In light of this evidence, it is important to re-examine two assumptions likely necessary (though not sufficient) for calorie labeling to influence food choice. First, consumers must recognize whether a particular caloric content is unhealthy or not. A likely indicator of understanding this is knowledge of the recommended daily caloric intake. In fact, the federal labeling law requires that this information be posted at all labeled restaurants. As such, it is important to understand how well consumers currently understand the recommended caloric content, including whether this knowledge might be influenced by mandatory labeling. This key provision of the federal labeling legislation is different than the law of NYC and elsewhere, and the provision could make labeling more effective, or as described below, possibly less effective. We are aware of only two studies that have directly examined this concept at a population level. The first focused on a community sample of individuals in Vermont. This study found that 64% of respondents were able to identify a number that fell within the range 1,500–2,500; only 10% of respondents identified a number higher than 2,500 (7). The second study used a nationally representative sample from a telephone survey and asked consumers to answer in large ranges (<1,500, 1,500–3,000, or >3,000), the recommended number of calories one of three groups of people should eat; the correct answer was always the middle category. Only 2–15% of respondents ever estimated more than 3,000. Racial and ethnic minorities were more likely to overestimate the recommended number of calories (8). While an important finding, the large categories and closed-ended responses limit our ability to fully understand the truth, unprompted knowledge of caloric requirements.
The second key assumption, more widely discussed, is that individuals poorly judge the caloric content of food items and that this might improve with mandatory labeling. While it is clear individuals tend to under-report their overall energy intake on surveys, much less studied is whether consumers poorly judge the caloric content of the fast food that they purchase for themselves. Seemingly, the most cited article in this regard focuses on individuals’ estimates of a variety of menu items described by researchers in a written format. The meals described were much larger than the typically ordered fast food meals, and consumers dramatically underestimated the number of calories in these meals (9). But, this study does not tell us how consumers might estimate the number of calories in the food they choose to purchase for themselves.
Perhaps more relevant to understanding how consumers estimate fast food calories is a study where subjects were asked for their estimate of the number of calories they consumed after making purchases at fast food restaurants in three medium-sized Midwestern cities. For this study, the actual caloric content consumed was derived from looking at the wrappings left on the tables after eating and by researchers asked clarifying questions to those eating the food (e.g., whether the beverage soda was regular or diet).
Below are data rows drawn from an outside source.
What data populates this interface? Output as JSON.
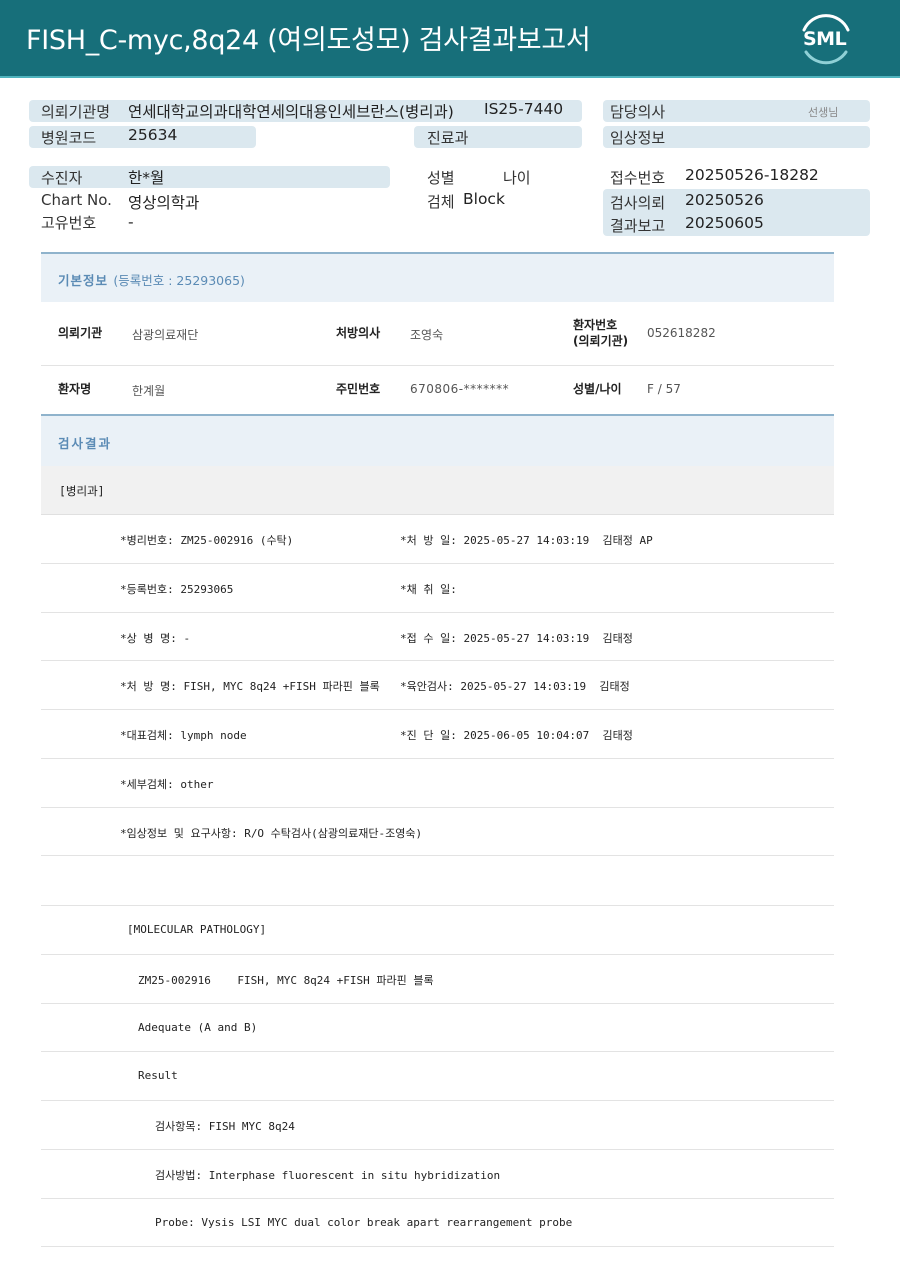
{
  "header": {
    "title": "FISH_C-myc,8q24 (여의도성모) 검사결과보고서",
    "logo_text": "SML"
  },
  "meta": {
    "requesting_institution_label": "의뢰기관명",
    "requesting_institution_value": "연세대학교의과대학연세의대용인세브란스(병리과)",
    "reference_code": "IS25-7440",
    "attending_doctor_label": "담당의사",
    "attending_doctor_suffix": "선생님",
    "hospital_code_label": "병원코드",
    "hospital_code_value": "25634",
    "department_label": "진료과",
    "clinical_info_label": "임상정보",
    "patient_label": "수진자",
    "patient_value": "한*월",
    "sex_label": "성별",
    "age_label": "나이",
    "receipt_no_label": "접수번호",
    "receipt_no_value": "20250526-18282",
    "chart_no_label": "Chart No.",
    "chart_no_value": "영상의학과",
    "specimen_label": "검체",
    "specimen_value": "Block",
    "request_date_label": "검사의뢰",
    "request_date_value": "20250526",
    "unique_no_label": "고유번호",
    "unique_no_value": "-",
    "report_date_label": "결과보고",
    "report_date_value": "20250605"
  },
  "basic_info": {
    "title": "기본정보",
    "registration": "(등록번호 : 25293065)",
    "institution_label": "의뢰기관",
    "institution_value": "삼광의료재단",
    "doctor_label": "처방의사",
    "doctor_value": "조영숙",
    "patient_no_label_1": "환자번호",
    "patient_no_label_2": "(의뢰기관)",
    "patient_no_value": "052618282",
    "patient_name_label": "환자명",
    "patient_name_value": "한계월",
    "rrn_label": "주민번호",
    "rrn_value": "670806-*******",
    "sex_age_label": "성별/나이",
    "sex_age_value": "F / 57"
  },
  "results": {
    "title": "검사결과",
    "section_tag": "[병리과]",
    "rows": [
      {
        "left": "*병리번호: ZM25-002916 (수탁)",
        "right": "*처 방 일: 2025-05-27 14:03:19  김태정 AP"
      },
      {
        "left": "*등록번호: 25293065",
        "right": "*채 취 일:"
      },
      {
        "left": "*상 병 명: -",
        "right": "*접 수 일: 2025-05-27 14:03:19  김태정"
      },
      {
        "left": "*처 방 명: FISH, MYC 8q24 +FISH 파라핀 블록",
        "right": "*육안검사: 2025-05-27 14:03:19  김태정"
      },
      {
        "left": "*대표검체: lymph node",
        "right": "*진 단 일: 2025-06-05 10:04:07  김태정"
      },
      {
        "left": "*세부검체: other",
        "right": ""
      },
      {
        "left": "*임상정보 및 요구사항: R/O 수탁검사(삼광의료재단-조영숙)",
        "right": ""
      }
    ],
    "molecular": [
      "[MOLECULAR PATHOLOGY]",
      "ZM25-002916    FISH, MYC 8q24 +FISH 파라핀 블록",
      "Adequate (A and B)",
      "Result",
      "검사항목: FISH MYC 8q24",
      "검사방법: Interphase fluorescent in situ hybridization",
      "Probe: Vysis LSI MYC dual color break apart rearrangement probe"
    ]
  }
}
This study found that consumers at McDonald’s correctly estimated calories for meals defined as small (mean calories consumed = 555), but for medium meals (mean calories consumed = 911), underestimated by 16%; for large meals (mean = 1,327 calories), the underestimation was for 36%. Consumers’ underestimates were even larger at Subway restaurants. However, an additional study in the same paper found that consumers were able to correctly estimate the caloric content of McDonald’s menu items, if not Subway menu items (10). Related, a fairly consistent line of work show that underestimation increases as the size of the meal increases (11,12). Overall, it appears that consumers do generally tend to underestimate the number of calorie for larger meals, though the results across studies with various methodologies are not fully consistent.
Part of the assumption motivating mandatory labeling is that consumers might become better at estimating the calories that they purchase after the introduction of labeling, which could be a precursor to a potential change in calories purchased in the future, or set the stage for an additional policy response. The only data available on this topic of which we are aware come from one of the lab-based studies mentioned above (2). In this experiment, with a printed menu, consumers underestimated the number of calories they consumed by 714 calories in the no-labels condition. With the introduction of labeling, this underestimation decreased between 465 and 509 calories. Though, we note the mean calories purchased at these meals (averages ranged from 1,860 to 2,189 calories) are well over twice as large as the average purchase at fast food restaurants (3). As such, this experimental finding might best resemble what happens at a sit-down restaurant, with a printed menu, as opposed to a fast food restaurant.
In this paper, three basic research questions are addressed, each filling substantial gaps in the prior literature. We focus on the actual, nonexperimental, choices and knowledge of a low-income urban population who has chosen to eat at a chain fast food restaurant. First, we address the extent to which this population knows how many calories they should consume to maintain a healthy weight. Second, we examine how well these same consumers are able to estimate the number of calories in the food and drink they purchase for themselves. Third, we examine how both of the above change as a result of the introduction of calorie labeling. In doing so, we address several of the disadvantages of the above studies to provide evidence directly relevant to calorie labeling policy. We focus on a low-income, racially and ethnically diverse population at greatest risk for obesity. We perform our study in a nonlaboratory setting, examining the choices and caloric estimates that consumers have made for themselves as part of their daily lives. Finally, and importantly, we examine how all of this changes as a result of the introduction of mandatory, city-wide calorie labeling.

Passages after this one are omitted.